Is there a particular reason you refuse to take a nap for me? Now, I know you'll nap for your daddy; no problems there at all. But your daddy isn't ever here and I am here all the damn time and you clearly hate me and will not take a nap and to that I say, "Dude, you suck."
Of course you'll nap for your daddy. Daddy doesn't run errands. Daddy plays Wii with you and is going to buy you a pony. Momma, however, has two birthday parties in the next 48 hours to shop for and, as you can tell from the last post, momma thought today was Wednesday when it is, in fact, quite solidly Thursday and will remain so for the whole rest of the day today. Momma missed a whole day and that means that we are running a little late for your nap, since your amazing, wonderful, superhero father left his wallet 30 miles from home last night and switched bank accounts and forgot to add me to the new one and that leaves us as a family unit with little choice but to drive daddy into work to get his wallet so we can buy presents for the entire band of neighborhood children, who all seem to have been born in the same 24 hour time span (God damn it I hope we don't live in the middle of some whacked-out cult), eating up a good hour-and-fifteen-minute chunk of our day, putting us home from the mall exactly 2 hours behind your preferred nap time, at least as your daddy sees it.
The thing here kid is that you napping for him and not me makes daddy a very smug man indeed, and gives him something to gloat about over the phone whilst I pull my hair out sobbing because a one-year-old has driven to the brink. See, honey, Momma is the domestic goddess, the sultan of suburbia, the baron of boo-boo-kissing and the to-bed-putter.
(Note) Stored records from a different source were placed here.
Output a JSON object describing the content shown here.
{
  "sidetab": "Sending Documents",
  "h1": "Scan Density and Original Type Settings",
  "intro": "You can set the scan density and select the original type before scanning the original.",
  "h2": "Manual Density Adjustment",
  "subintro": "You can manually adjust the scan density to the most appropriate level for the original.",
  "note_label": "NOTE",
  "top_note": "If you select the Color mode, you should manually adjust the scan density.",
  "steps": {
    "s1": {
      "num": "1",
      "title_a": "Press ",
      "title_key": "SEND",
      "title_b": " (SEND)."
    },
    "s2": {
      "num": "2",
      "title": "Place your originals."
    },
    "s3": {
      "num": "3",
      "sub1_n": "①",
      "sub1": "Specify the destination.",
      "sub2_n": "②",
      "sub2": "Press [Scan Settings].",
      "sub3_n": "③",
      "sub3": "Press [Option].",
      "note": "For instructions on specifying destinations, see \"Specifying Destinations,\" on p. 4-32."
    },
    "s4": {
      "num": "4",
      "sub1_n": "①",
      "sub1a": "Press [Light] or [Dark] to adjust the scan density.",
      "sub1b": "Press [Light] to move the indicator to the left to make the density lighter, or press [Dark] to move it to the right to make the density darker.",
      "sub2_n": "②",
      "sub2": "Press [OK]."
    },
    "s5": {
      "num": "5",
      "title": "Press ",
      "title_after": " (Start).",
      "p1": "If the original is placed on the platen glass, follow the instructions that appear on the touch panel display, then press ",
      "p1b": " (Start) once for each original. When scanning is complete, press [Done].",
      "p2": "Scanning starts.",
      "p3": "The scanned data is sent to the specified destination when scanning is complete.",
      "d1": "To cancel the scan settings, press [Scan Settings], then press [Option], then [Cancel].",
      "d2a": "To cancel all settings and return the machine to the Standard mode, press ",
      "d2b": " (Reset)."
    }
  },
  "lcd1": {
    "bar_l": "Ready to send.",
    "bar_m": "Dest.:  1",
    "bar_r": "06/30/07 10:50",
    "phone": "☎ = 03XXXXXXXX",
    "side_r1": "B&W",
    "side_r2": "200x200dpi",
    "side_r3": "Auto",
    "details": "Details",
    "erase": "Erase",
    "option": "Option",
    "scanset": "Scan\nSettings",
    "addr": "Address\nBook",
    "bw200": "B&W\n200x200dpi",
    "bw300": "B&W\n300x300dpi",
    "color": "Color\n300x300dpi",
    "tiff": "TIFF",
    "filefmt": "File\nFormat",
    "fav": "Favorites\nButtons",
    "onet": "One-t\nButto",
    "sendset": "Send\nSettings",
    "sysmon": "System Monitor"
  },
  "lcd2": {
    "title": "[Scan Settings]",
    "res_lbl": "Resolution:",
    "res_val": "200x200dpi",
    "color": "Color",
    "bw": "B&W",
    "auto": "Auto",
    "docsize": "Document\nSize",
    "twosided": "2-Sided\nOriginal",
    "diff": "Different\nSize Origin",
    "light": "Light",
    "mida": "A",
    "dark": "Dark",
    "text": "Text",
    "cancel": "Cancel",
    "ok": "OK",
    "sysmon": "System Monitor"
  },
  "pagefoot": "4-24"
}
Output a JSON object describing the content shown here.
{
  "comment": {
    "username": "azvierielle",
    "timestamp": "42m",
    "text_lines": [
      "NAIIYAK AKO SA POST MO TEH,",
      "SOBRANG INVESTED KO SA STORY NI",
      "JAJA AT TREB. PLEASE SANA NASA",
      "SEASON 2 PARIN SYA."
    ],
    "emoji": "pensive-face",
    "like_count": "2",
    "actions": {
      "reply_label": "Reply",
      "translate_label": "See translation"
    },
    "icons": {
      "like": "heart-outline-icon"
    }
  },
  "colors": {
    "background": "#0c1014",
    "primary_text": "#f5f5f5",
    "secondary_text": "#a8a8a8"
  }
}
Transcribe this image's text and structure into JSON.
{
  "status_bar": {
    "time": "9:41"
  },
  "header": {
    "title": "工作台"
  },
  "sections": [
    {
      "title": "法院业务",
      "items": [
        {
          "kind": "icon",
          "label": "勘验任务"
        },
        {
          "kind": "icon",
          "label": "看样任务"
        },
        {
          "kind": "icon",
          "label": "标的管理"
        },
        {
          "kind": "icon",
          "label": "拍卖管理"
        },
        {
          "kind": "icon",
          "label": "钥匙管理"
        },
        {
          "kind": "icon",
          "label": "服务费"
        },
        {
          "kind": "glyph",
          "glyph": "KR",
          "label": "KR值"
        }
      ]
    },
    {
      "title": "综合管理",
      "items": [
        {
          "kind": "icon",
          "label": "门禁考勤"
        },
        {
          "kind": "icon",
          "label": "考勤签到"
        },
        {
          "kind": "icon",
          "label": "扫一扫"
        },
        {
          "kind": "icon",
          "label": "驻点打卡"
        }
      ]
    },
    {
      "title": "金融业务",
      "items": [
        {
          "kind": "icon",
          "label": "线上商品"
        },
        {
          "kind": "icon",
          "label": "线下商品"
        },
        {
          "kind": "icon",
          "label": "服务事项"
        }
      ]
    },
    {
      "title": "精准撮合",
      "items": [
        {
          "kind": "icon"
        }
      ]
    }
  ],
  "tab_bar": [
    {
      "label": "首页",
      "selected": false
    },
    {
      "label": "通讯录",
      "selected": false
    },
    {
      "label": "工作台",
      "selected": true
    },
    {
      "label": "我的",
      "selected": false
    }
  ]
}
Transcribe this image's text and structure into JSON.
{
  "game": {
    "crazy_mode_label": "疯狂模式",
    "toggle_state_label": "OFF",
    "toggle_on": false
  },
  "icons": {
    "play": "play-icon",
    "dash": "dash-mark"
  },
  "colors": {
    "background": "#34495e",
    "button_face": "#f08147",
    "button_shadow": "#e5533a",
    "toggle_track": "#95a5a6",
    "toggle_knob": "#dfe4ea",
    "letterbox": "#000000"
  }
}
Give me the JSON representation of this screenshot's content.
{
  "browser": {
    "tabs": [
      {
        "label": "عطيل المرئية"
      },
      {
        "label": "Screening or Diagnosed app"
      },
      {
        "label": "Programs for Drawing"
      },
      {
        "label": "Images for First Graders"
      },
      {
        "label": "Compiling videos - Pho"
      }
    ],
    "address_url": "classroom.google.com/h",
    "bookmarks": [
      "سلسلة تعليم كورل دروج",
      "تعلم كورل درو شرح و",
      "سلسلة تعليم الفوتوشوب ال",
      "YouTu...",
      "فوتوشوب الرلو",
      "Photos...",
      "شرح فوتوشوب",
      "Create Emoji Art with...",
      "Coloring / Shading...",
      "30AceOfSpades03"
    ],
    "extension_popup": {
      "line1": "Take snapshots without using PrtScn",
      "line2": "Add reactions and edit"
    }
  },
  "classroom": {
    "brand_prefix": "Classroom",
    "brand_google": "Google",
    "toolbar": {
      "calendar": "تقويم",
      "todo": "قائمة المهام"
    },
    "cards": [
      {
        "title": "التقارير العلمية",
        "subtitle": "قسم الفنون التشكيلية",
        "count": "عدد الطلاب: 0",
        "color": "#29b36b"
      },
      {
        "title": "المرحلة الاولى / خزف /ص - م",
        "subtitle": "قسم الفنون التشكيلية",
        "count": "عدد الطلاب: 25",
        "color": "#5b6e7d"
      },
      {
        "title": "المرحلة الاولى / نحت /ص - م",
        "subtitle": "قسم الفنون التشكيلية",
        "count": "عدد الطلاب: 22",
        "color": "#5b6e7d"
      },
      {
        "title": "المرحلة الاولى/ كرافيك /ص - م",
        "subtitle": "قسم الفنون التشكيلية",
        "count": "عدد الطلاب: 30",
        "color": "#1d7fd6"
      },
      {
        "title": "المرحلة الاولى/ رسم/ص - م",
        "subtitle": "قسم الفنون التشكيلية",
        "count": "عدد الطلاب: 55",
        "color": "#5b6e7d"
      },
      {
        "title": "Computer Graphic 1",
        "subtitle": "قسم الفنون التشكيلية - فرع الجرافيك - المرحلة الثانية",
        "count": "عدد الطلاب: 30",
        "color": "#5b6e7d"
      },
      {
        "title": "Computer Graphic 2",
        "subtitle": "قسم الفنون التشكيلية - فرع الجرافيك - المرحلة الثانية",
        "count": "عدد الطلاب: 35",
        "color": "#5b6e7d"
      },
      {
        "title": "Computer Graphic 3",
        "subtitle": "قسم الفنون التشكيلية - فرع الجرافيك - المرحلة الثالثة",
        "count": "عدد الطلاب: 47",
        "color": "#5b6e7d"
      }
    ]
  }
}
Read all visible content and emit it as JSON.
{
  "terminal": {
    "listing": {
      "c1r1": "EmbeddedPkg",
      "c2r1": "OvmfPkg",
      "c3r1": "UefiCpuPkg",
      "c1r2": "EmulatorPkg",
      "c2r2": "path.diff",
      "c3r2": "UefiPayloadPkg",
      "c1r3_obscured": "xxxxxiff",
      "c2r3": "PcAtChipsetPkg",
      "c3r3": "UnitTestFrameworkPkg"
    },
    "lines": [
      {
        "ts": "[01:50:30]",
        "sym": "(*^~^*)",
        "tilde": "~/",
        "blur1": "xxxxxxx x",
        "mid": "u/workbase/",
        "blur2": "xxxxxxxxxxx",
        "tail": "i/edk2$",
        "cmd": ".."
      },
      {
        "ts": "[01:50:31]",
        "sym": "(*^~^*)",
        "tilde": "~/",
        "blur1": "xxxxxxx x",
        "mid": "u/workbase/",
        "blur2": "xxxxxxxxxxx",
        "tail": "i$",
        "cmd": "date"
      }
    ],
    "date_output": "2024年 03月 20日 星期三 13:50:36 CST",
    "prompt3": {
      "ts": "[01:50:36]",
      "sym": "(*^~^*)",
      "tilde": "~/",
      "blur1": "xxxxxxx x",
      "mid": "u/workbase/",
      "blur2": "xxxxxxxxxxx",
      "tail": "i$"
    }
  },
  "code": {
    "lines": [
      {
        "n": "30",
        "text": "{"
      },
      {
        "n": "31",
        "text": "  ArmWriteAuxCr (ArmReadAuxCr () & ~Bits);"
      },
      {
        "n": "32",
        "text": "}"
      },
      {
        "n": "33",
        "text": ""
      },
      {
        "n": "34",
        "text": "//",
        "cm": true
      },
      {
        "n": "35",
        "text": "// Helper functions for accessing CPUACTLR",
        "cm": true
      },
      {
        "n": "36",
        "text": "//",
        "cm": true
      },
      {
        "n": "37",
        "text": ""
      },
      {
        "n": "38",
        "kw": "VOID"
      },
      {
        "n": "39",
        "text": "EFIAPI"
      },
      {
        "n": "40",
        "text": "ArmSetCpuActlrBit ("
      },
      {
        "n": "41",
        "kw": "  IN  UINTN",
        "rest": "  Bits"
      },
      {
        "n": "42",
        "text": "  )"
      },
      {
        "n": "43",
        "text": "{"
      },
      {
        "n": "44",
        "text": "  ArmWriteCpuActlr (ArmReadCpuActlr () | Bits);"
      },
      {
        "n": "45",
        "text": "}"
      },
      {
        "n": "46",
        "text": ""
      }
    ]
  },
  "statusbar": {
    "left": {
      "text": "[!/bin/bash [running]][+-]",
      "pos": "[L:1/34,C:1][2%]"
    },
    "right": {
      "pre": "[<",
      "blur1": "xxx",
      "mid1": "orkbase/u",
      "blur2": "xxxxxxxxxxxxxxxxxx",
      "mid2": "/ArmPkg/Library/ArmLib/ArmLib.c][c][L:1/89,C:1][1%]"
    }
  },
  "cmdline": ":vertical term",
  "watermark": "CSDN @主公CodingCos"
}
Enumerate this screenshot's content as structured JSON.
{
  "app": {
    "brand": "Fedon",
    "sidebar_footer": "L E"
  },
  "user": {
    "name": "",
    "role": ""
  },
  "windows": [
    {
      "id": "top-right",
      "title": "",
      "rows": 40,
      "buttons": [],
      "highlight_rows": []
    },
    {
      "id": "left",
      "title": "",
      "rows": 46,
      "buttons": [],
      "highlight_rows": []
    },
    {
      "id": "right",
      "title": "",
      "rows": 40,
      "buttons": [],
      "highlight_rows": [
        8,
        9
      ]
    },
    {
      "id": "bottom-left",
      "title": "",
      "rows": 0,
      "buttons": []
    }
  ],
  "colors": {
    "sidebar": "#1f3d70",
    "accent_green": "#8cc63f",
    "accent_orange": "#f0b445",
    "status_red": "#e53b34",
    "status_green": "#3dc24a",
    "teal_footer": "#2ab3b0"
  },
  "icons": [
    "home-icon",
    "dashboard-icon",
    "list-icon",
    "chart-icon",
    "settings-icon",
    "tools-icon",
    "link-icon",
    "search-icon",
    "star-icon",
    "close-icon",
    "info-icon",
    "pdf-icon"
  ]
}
Daddy looks hot in a tux. Those are our roles, darling, and you are screwing it all up.
So honey, it's time to take a nap for momma. Yesterday we tried nap after nap after nap and you ended up staying awake the whole day and screaming at me for a little more than 5 1/2 hours straight. My head hurts. Today you are going to scream at yourself until you go to sleep. Period*. Yes, you look very pretty in your new dress and oh my, those shoes are fabulous, but the lady at the Gap gave me a look I've never seen on an adult face before and I think that means your behavior could use some tweaking. Nap tweaking.
*Between you and me, kid, give it 30 minutes and I'll cave. I always do.